Now when we try to call the function without specifying which argument is which, we get an error:

In [4]:
distance_from_bristol(lat_london, lon_london)
---------------------------------------------------------------------------
TypeError                                 Traceback (most recent call last)
<ipython-input-4-343c08b29905> in <module>
----> 1 distance_from_bristol(lat_london, lon_london)

TypeError: distance_from_bristol() takes 0 positional arguments but 2 were given

Once we are explicit, it works correctly:

In [5]:
distance_from_bristol(lat=lat_london, lon=lon_london)
Out[5]:
172.03101346881488

It is now harder to use incorrectly.

There's still the issue that it's very easy to pass in the latitude and longitude in the wrong units. A potential solution to this would be to create a Point class which encode within it whether the units are degree or radians and require users of that class to specify then putting in values or removing them.

The Zen of Python

Python has a document, called The Zen of Python, which describes what it considers the core principles for writing good Python code. It is available as Python Enhancement Proposal 20 and is also available by importing the special this module.

It's worth having a read through as almost all of these ideas apply to programming in general.

In [6]:
import this
The Zen of Python, by Tim Peters

Beautiful is better than ugly.
Explicit is better than implicit.
Simple is better than complex.
Complex is better than complicated.
Flat is better than nested.
Sparse is better than dense.
Readability counts.
Special cases aren't special enough to break the rules.
Although practicality beats purity.
Errors should never pass silently.
Unless explicitly silenced.
In the face of ambiguity, refuse the temptation to guess.
There should be one-- and preferably only one --obvious way to do it.
Although that way may not be obvious at first unless you're Dutch.
Now is better than never.
Although never is often better than *right* now.
If the implementation is hard to explain, it's a bad idea.
If the implementation is easy to explain, it may be a good idea.
Namespaces are one honking great idea -- let's do more of those!

Of particular note are:

Readability counts
When writing code, don't just think about how it will be interpreted by the computer, also consider your fellow human.
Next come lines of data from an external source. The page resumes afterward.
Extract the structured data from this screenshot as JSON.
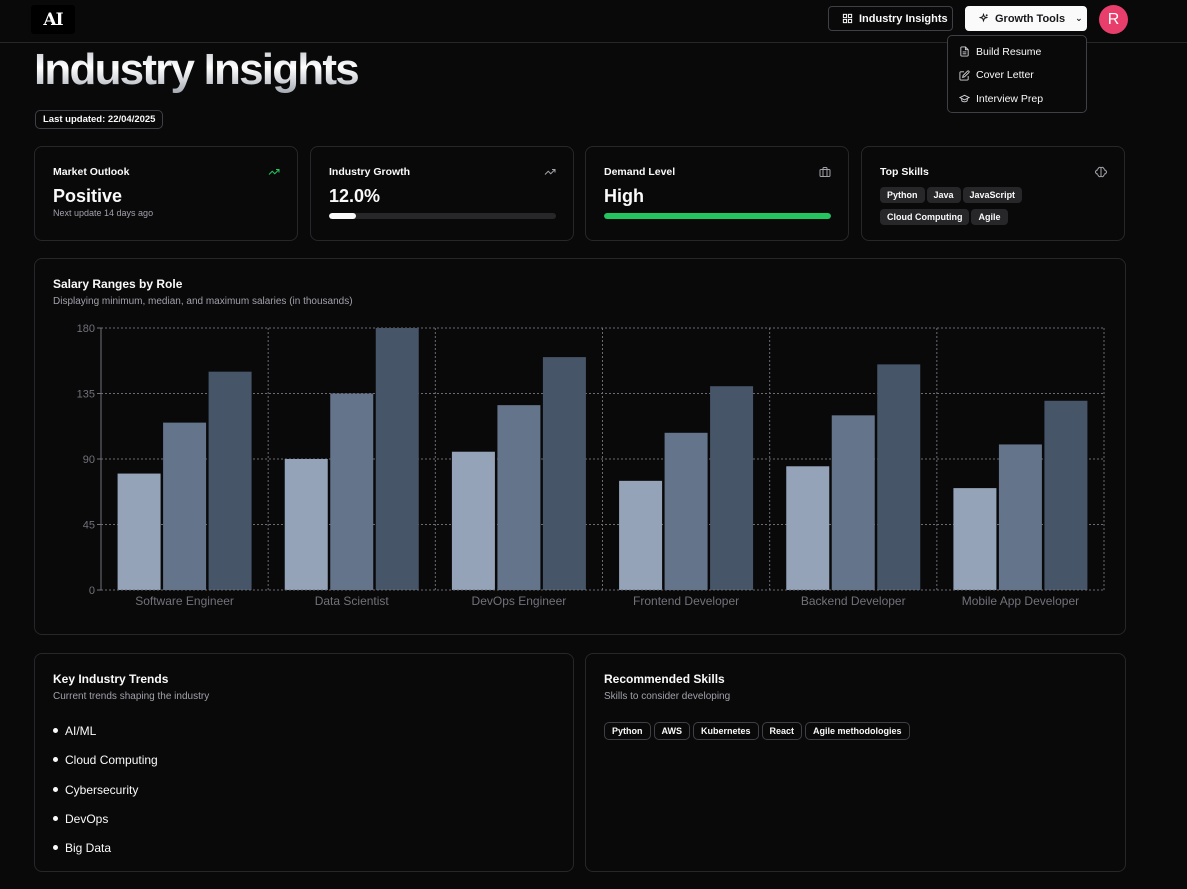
{
  "header": {
    "logo": "AI",
    "insights_label": "Industry Insights",
    "growth_label": "Growth Tools",
    "avatar_initial": "R"
  },
  "dropdown": {
    "items": [
      {
        "label": "Build Resume",
        "icon": "file-text-icon"
      },
      {
        "label": "Cover Letter",
        "icon": "pen-square-icon"
      },
      {
        "label": "Interview Prep",
        "icon": "graduation-cap-icon"
      }
    ]
  },
  "page": {
    "title": "Industry Insights",
    "last_updated": "Last updated: 22/04/2025"
  },
  "stats": {
    "outlook": {
      "label": "Market Outlook",
      "value": "Positive",
      "sub": "Next update 14 days ago",
      "icon": "trending-up-icon",
      "color": "#22c55e"
    },
    "growth": {
      "label": "Industry Growth",
      "value": "12.0%",
      "progress": 0.12,
      "icon": "trending-up-icon"
    },
    "demand": {
      "label": "Demand Level",
      "value": "High",
      "progress": 1.0,
      "color": "#22c55e",
      "icon": "briefcase-icon"
    },
    "skills": {
      "label": "Top Skills",
      "icon": "brain-icon",
      "items": [
        "Python",
        "Java",
        "JavaScript",
        "Cloud Computing",
        "Agile"
      ]
    }
  },
  "chart": {
    "title": "Salary Ranges by Role",
    "subtitle": "Displaying minimum, median, and maximum salaries (in thousands)"
  },
  "chart_data": {
    "type": "bar",
    "categories": [
      "Software Engineer",
      "Data Scientist",
      "DevOps Engineer",
      "Frontend Developer",
      "Backend Developer",
      "Mobile App Developer"
    ],
    "series": [
      {
        "values": [
          80,
          90,
          95,
          75,
          85,
          70
        ],
        "color": "#94a3b8"
      },
      {
        "values": [
          115,
          135,
          127,
          108,
          120,
          100
        ],
        "color": "#64748b"
      },
      {
        "values": [
          150,
          180,
          160,
          140,
          155,
          130
        ],
        "color": "#475569"
      }
    ],
    "yticks": [
      0,
      45,
      90,
      135,
      180
    ],
    "ylim": [
      0,
      180
    ],
    "grid": true
  },
  "trends": {
    "title": "Key Industry Trends",
    "subtitle": "Current trends shaping the industry",
    "items": [
      "AI/ML",
      "Cloud Computing",
      "Cybersecurity",
      "DevOps",
      "Big Data"
    ]
  },
  "recommended": {
    "title": "Recommended Skills",
    "subtitle": "Skills to consider developing",
    "items": [
      "Python",
      "AWS",
      "Kubernetes",
      "React",
      "Agile methodologies"
    ]
  }
}
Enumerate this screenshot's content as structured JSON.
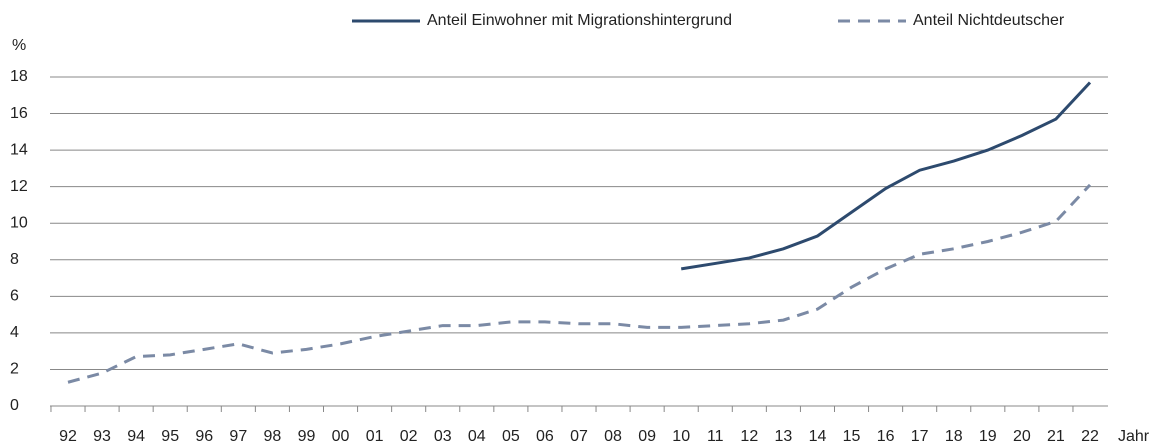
{
  "chart_data": {
    "type": "line",
    "y_label": "%",
    "x_label": "Jahr",
    "categories": [
      "92",
      "93",
      "94",
      "95",
      "96",
      "97",
      "98",
      "99",
      "00",
      "01",
      "02",
      "03",
      "04",
      "05",
      "06",
      "07",
      "08",
      "09",
      "10",
      "11",
      "12",
      "13",
      "14",
      "15",
      "16",
      "17",
      "18",
      "19",
      "20",
      "21",
      "22"
    ],
    "series": [
      {
        "name": "Anteil Einwohner mit Migrationshintergrund",
        "color": "#2d4a6e",
        "dash": false,
        "values": [
          null,
          null,
          null,
          null,
          null,
          null,
          null,
          null,
          null,
          null,
          null,
          null,
          null,
          null,
          null,
          null,
          null,
          null,
          7.5,
          7.8,
          8.1,
          8.6,
          9.3,
          10.6,
          11.9,
          12.9,
          13.4,
          14.0,
          14.8,
          15.7,
          17.7
        ]
      },
      {
        "name": "Anteil Nichtdeutscher",
        "color": "#7b8aa5",
        "dash": true,
        "values": [
          1.3,
          1.8,
          2.7,
          2.8,
          3.1,
          3.4,
          2.9,
          3.1,
          3.4,
          3.8,
          4.1,
          4.4,
          4.4,
          4.6,
          4.6,
          4.5,
          4.5,
          4.3,
          4.3,
          4.4,
          4.5,
          4.7,
          5.3,
          6.5,
          7.5,
          8.3,
          8.6,
          9.0,
          9.5,
          10.1,
          12.1
        ]
      }
    ],
    "ylim": [
      0,
      18
    ],
    "yticks": [
      0,
      2,
      4,
      6,
      8,
      10,
      12,
      14,
      16,
      18
    ],
    "grid": true
  }
}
Code will be read many more time than it is written so optimise for understandability.
Errors should never pass silently.
This is the logic behind Python's use of exceptions. You can't ignore an error unless you explicitly decide to. This is in contrast to common techniques in use in languages like C where a function might return a 0 if it was successful or a 1 otherwise and it would be up to the person calling the function to remember to check the value themselves.
There should be one — and preferably only one — obvious way to do it.
This goes hand-in-hand with the idea of making your code easy to use correctly and hard to use incorrectly. Provide a simple and consistent interface to your users, and don't display unnecessary complexity.

To explain the "unless you're Dutch" comment, the Zen of Python was written by Tim Peters in the early days of Python and this is intended as a friendly jab at the creator of Python Guido van Rossum who is Dutch.

There's a lot of good advice in there and I recommend coming back and giving it a read every now and again. Despite it being over 20 years old, it's still completely relevant.

Testable code is better code

The one rule that I've found to be the most useful when deciding what is "good code" is the question "how easy is this to test?". If there's one thing to take away from this course, I'd say it should be this.

You will find that in the process of thinking about how to make your code more easily testable you'll make it more modular, composable and with better-defined interfaces. All of which make it cleaner, easier to understand and more maintainable.

Testing therefore has the double benefit of both giving confidence that your code is correct and making the code better along the way.